Industry phrases come and go, but some of them seem to get applied to anything that moves, writes Julian Clover
One of the greatest headaches in IPTV, other than the constant debate over the amount of time it takes to change channels, is the definition of the term itself. On these pages IPTV is usually taken to mean the type of service delivered by the likes of BT, Belgacom and TeliaSonera. The set-top box sits under the television, we assume that trying to place the device on top of the latest plasma screen is just asking for trouble, and the selection of content is piped in.
But many other sources prefer to include TV delivered over a computer, we surely can’t say PC because the Broadband TV News team all use Macs, but this might be better classed as web-TV or broadband TV. They are two very different delivery mechanisms with separate business models. The problem is that these terms become commonplace and are used and misused to the extent that their actual meaning effectively changes.

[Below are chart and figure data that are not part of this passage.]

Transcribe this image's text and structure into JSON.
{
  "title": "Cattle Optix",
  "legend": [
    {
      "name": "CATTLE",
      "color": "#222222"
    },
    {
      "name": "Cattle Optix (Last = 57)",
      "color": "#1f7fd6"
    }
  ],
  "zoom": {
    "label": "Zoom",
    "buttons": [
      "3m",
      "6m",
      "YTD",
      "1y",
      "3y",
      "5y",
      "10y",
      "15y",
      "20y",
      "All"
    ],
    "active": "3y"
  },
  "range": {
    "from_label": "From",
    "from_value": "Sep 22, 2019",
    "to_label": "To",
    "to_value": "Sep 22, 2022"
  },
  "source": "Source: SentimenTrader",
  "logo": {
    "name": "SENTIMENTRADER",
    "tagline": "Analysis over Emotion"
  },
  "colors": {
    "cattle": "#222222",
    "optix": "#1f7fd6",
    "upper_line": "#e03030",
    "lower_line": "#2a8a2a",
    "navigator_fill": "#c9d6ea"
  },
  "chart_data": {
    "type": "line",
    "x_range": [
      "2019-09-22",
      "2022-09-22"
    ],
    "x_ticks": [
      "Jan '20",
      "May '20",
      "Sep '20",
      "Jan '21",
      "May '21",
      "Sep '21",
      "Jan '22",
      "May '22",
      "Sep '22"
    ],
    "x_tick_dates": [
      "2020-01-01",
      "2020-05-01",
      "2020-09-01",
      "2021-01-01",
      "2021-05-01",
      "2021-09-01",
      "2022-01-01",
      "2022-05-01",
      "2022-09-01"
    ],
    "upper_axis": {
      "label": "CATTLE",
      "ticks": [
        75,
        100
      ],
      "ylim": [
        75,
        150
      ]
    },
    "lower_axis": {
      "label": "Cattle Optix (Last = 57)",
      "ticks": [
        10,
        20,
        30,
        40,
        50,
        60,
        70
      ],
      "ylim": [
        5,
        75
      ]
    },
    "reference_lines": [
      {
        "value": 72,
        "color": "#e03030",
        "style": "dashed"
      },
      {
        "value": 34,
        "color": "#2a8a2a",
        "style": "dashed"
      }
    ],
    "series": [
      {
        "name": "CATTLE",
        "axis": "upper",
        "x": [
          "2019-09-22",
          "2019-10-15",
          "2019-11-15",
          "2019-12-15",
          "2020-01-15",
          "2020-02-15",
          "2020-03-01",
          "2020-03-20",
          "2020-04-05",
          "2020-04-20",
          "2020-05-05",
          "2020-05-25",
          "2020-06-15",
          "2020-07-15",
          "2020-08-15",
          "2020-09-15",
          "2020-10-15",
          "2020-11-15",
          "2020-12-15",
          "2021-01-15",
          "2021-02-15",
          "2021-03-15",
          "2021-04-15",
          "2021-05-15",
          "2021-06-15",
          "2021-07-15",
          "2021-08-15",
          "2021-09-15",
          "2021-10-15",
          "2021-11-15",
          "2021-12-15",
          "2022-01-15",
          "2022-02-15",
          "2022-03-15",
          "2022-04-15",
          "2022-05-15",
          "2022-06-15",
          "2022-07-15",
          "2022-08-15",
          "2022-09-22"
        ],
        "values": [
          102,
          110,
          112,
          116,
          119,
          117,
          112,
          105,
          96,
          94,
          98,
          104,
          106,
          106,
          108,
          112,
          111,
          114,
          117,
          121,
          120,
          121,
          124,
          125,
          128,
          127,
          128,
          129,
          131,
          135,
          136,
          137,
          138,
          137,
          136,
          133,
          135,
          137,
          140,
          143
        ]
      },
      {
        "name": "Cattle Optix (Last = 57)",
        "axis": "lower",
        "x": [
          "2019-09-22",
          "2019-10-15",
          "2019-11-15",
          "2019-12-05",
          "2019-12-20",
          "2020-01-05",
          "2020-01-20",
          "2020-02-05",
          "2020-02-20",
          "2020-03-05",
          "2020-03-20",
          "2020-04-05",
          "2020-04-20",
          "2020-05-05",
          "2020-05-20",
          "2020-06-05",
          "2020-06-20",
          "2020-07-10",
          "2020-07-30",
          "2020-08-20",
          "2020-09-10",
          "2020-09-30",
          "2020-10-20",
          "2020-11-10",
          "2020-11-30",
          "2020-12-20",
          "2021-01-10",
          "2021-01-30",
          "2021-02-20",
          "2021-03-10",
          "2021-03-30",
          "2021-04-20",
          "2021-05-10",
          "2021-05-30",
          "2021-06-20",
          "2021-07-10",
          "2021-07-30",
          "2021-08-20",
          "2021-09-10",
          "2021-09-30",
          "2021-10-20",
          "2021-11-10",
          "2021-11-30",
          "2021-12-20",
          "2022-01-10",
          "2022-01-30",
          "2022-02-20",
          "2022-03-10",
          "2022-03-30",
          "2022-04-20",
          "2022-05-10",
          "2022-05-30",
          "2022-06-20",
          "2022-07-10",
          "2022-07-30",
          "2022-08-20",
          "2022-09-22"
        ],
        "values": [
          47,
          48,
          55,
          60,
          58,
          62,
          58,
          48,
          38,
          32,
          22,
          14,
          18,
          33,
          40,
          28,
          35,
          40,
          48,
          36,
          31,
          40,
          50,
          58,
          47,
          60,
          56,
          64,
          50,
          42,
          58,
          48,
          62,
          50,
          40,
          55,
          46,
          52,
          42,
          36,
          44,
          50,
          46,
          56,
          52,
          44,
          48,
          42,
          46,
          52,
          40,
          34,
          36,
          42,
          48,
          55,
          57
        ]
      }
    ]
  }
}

A more interesting one is personal video recorder against digital video recorder. We started out using PVR, which had become more of a European phrase, I’ve never been able to establish as to whether or not there was actually a difference. But recently research from Philips Consumer Electronics has pointed out that the term personal video recorders has an old fashioned feel about it. Personal TV has also been applied to mobile TV, which is some distance away from the living room.
Free-to-air is often called free-to-view and the term in the clear, indicating that a free-to-air service does not need a smart card, is rarely used. Should we be starting a campaign to reinstate these phrases?
Perhaps it is broadcasters that are forcing these changes. Interactive TV should surely be used to describe something that is, errr, interactive as opposed to an enhanced TV service where the consumer is in reality doing little more than changing channels.
Another term given blanket coverage is middleware, but the engine behind it all used to be known as the Application Programming Interface, now that’s a mouthful.